Tip #4: Cut your household budget
Bills will continue to reach you, while the salary that you have been receiving monthly won't. Now is the time to go through your monthly household budget with a fine tooth comb. You need to be strict and clinical about the expenses that are unavoidable (such as your bond repayments or kids’ school fees) and those that are luxuries and can be suspended until you have a regular income again.
Tip #5: Appoint a financial adviser
This truly is the best time to get a financial adviser. There are some big, important financial decisions to be made, and a qualified financial adviser can help you make them with confidence. For example, if you have been working for the same company for a number of years, you probably have built up a sizable pension fund. There are some investment decisions that you need to make about the future of this money. You don’t want to make any mistakes! Getting advice from a financial adviser experienced in retrenchments becomes invaluable. Also, if you have medical aid through your company, you need to decide what to do when this benefit comes to an end.
Tip #6: Stay away from your existing retirement savings
Cashing in 100% of your pension fund can be the most financially damaging decision you can make. Your retirement savings is your money for the future. It may be tempting to cash it all in and treat your pension fund like you’ve just won the Lotto, but don’t forget why you have this money saved up in the first place. If you cash in the entire pot, you’re robbing yourself at age 60 – it’s that simple. Before you cash in even a portion of the fund, find out how much tax you’ll have to pay on that money (see “Tax on your benefits: the different scenarios”). That should be reason enough for you to keep your pension fund invested.
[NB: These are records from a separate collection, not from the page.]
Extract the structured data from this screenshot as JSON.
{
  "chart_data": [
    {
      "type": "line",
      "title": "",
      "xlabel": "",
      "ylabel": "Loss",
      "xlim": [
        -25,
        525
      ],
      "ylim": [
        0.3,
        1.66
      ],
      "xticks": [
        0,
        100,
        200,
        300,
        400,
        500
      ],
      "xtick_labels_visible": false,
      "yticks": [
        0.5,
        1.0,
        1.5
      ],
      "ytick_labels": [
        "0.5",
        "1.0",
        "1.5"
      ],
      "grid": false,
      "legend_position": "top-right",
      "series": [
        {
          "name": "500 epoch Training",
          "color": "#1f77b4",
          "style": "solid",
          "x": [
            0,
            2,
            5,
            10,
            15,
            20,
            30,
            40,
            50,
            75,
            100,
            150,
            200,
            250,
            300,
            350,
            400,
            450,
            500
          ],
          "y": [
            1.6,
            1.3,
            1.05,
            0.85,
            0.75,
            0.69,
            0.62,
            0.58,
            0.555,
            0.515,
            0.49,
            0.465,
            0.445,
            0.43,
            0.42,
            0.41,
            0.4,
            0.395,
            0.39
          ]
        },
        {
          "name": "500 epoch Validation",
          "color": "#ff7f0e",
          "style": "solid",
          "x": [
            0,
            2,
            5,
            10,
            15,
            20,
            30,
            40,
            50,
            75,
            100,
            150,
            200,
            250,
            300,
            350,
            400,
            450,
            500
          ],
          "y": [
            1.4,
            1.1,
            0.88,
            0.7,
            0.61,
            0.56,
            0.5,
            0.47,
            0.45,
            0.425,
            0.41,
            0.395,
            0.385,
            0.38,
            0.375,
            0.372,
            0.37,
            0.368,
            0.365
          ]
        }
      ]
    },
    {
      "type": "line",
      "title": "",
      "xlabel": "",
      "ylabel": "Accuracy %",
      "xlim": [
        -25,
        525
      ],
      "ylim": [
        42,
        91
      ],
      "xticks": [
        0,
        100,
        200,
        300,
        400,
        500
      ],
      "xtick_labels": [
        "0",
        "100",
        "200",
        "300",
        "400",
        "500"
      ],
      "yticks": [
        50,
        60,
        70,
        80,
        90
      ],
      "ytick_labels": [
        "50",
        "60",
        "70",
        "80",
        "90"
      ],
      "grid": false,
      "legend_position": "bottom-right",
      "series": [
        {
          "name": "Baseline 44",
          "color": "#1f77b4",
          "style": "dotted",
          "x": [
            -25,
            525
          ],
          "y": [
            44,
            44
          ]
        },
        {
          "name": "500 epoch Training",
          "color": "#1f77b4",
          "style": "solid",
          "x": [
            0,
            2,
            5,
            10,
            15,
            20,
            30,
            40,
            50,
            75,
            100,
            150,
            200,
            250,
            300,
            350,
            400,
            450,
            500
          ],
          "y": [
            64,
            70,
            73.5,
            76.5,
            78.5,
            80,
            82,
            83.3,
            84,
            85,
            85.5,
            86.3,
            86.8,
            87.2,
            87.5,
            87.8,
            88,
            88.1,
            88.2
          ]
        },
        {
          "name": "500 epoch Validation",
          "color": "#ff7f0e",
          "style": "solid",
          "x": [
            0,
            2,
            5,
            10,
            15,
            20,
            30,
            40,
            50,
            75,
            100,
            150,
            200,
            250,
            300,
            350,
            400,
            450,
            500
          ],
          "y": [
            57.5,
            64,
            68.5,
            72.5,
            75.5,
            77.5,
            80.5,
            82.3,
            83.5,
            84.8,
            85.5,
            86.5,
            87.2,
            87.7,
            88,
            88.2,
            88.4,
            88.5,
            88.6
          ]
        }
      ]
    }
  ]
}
Tip #7: Transfer your pension savings into a preservation fund
As the name suggests, preservation funds protect your pension money. You can withdraw the money later, but the longer it stays there, the better. Together with your financial planner, you can decide how the money is invested.
Tip #8: Calculate how you will live until you start earning again
As mentioned earlier, cashing in your pension fund is not a good idea. If you are worried about covering your living expenses, find out the following, before you touch your retirement savings:
• What retrenchment or severance package is your company offering you? Your employment contract should include this information.
• How long will the retrenchment package last? Take into account your monthly living expenses, and where you can cut unnecessary spending.
• What other savings or investments do you have access to? It’s not ideal to dip into any investments, but in emergencies your savings (other than your pension fund) can tide you over until you start earning again.
Tip #9: Check if you have retrenchment cover
Check the cover on your credit card or retail store accounts. Perhaps there is built-in retrenchment cover you didn’t know about, that is included in your service fees. If you have a policy that covers retrenchment specifically, good for you. It could help ease your financial burden.
Tip #10: Speak up
Don’t be embarrassed to ask for better interest rates, reduced instalments on your accounts or even payment holidays. Whatever you do, don’t ignore your debt obligations. If you are struggling to keep up your debt payments, a conversation with the credit manager at your bank or a debt counsellor will go a long way in preventing judgements and blacklisting. Remember, your credit record is taken into account when you apply for a job, so you want to keep that as clean as possible.
Sherwin Govender is a Business Development Manager at Glacier by Sanlam.